Opening remarks by Mr Mario Marcel, Governor of the Central Bank of Chile, at the Central Bank of Chil's Twenty-first Annual Conference, Santiago de Chile, 16 November 2017.

The views expressed in this speech are those of the speaker and not the view of the BIS.

Central bank speech  | 
20 December 2017

Good morning and welcome to the Twenty-first Annual Conference of the Central Bank of Chile. It is a pleasure to host this event that every year gives us an opportunity to reflect and discuss about issues that have direct implications on our work as central bankers from a broader perspective. I am looking forward to active discussions through the rest of the week on this year's conference theme: monetary policy and financial stability.

Ten years have passed since the onset of the Global Financial Crisis and we are still dealing with its economic consequences. But we have learnt a lot, and a decade of hindsight about the causes and long-lasting effects has led us to rethink the way we conduct monetary policy, how to ensure financial stability, and how these two elements are, or should be, interconnected.

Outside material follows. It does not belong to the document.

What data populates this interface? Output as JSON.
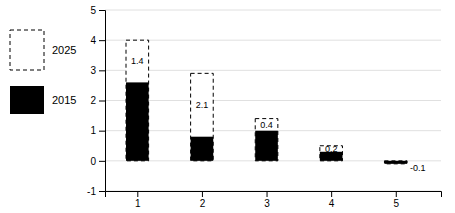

One of the most important policy lessons from the crisis concerns the relevance of actively seeking financial stability in a context of ever-increasing financial complexity. And central banks worldwide have been increasingly involved in assuring this, since it has become clear that financial stability is a pre-condition for price stability. Although financial stability has long been a key concern for policymakers, particularly in emerging countries where financial vulnerabilities are, or were, more evident and where risks to stability often come from abroad, nowadays the key concern is how to act in a preemptive way with actions that are costly, to ensure financial stability into the future. How should macroeconomic policy pursue the goal of financial stability in normal times, when the benefits are uncertain but the costs are noticeable?